Unconventional PostgreSQL Optimizations

hakibenita.com

258 points by haki 11 hours ago


zamalek - 2 hours ago

> The index is 214 MB! That's almost half the size of the entire table. So the analysts are happy, but you? Not so much...

This is part of a broader choice: write amplification. You'd want to, of course, have the most precise index possible - but no matter how you cut it, you are incurring extra I/O for writes - one for the tuple, one per index. How you index things is heavily influenced by the mix of reads and writes, and this is why we have data warehouses/read replicas in the first place: it allows us to avoid write amplification in the write path, while having fast filtered reads (that are slightly delayed).

If you're dealing with <ridiculous number of users>, there is a good chance that you don't want to be putting BI/OLAP indices on your OLTP database. You probably don't have enough users to worry about this - but - if you ever find that your writes are becoming an issue this is something to consider.

ComputerGuru - 13 minutes ago

The no unique constraint using hash index thing is something I always run into. Am I missing something or is it just glue code missing to translate that syntax to a exclusion constraint with a hash index, allowing foreign keys to reference the column in the process, and possibly also fixing the ON CONFLICT approach in one go?

sgarland - 13 minutes ago

Not discussed in TFA: BRIN indices. For the given date example, they would be perfect - if you can guarantee that whatever you’re indexing is monotonic, they’re a godsend. Tiny and performant.

msdrigg - 6 hours ago

The most interesting thing for me in this article was the mention of `MERGE` almost in passing at the end.

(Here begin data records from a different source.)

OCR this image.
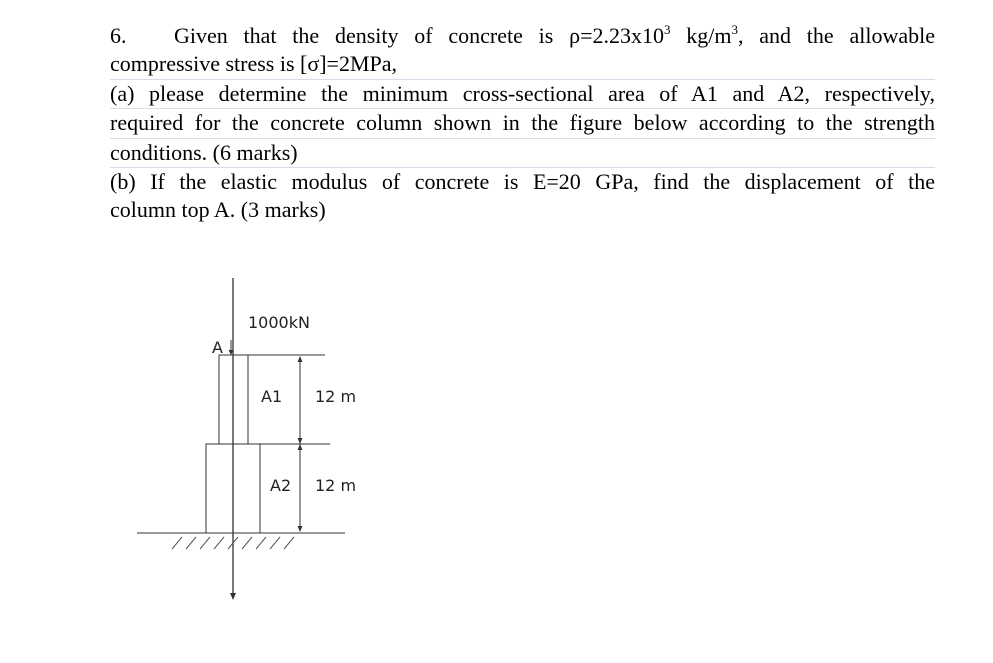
6. Given that the density of concrete is $\rho=2.23x10^3$ $kg/m^3$, and the allowable
compressive stress is [σ]=2MPa,
(a) please determine the minimum cross-sectional area of A1 and A2, respectively,
required for the concrete column shown in the figure below according to the strength
conditions. (6 marks)
(b) If the elastic modulus of concrete is E=20 GPa, find the displacement of the
column top A. (3 marks)
1000kN
A
A1 12 m
A2 12 m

> I'm not a big fan of using the constraint names in SQL, so to overcome both limitations I'd use MERGE instead:

``` db=# MERGE INTO urls t USING (VALUES (1000004, 'https://hakibenita.com')) AS s(id, url) ON t.url = s.url WHEN MATCHED THEN UPDATE SET id = s.id WHEN NOT MATCHED THEN INSERT (id, url) VALUES (s.id, s.url); MERGE 1 ```

I use `insert ... on conflict do update ...` all the time to handle upserts, but it seems like merge may be more powerful and able to work in more scenarios. I hadn't heard of it before.

sc68cal - 8 hours ago

Great article, shows a lot of interesting PostgreSQL features. I have used PostgreSQL and MySQL for decades, and this article showed me that I have barely scratched the surface of what is possible.

danielheath - 3 hours ago

The hash technique for uniqueness isn’t supported for indexes because it doesn’t handle hash collisions. The authors proposed solution suffers the same problem- values which do not already exist in the table will sometimes be rejected because they have the same hash as something that was already saved.

pksunkara - 8 hours ago

I think a stored generated column allows you to create an index on it directly. Isn't it better approach?

OptionOfT - 9 hours ago

Remarkably fresh content.

It's interesting how both virtual columns and hash indexes work, but feel like they're bolted on, vs being made part of the whole ecosystem so that they work seamlessly.

themafia - 6 hours ago

I moved into the cloud a few years ago and so I don't get to play with fixed server infrastructure like pgsql as much anymore.

Is the syntax highlighting built into pgsql now or is that some other wrapper that provides that? (it looks really nice).

lasgawe - 7 hours ago

some points from this article that I didn't know before.

pphysch - 5 hours ago

Is the Hash Index method strictly superior to creating a unique "hash" column and precomputing the hash in the application or query?

SigmundA - 7 hours ago

>Currently, constraint exclusion is enabled by default only for cases that are often used to implement table partitioning via inheritance trees. Turning it on for all tables imposes extra planning overhead that is quite noticeable on simple queries, and most often will yield no benefit for simple queries.

PG's lack of plan caching strikes again, this sort of thing is not a concern in other DB's that reuse query plans.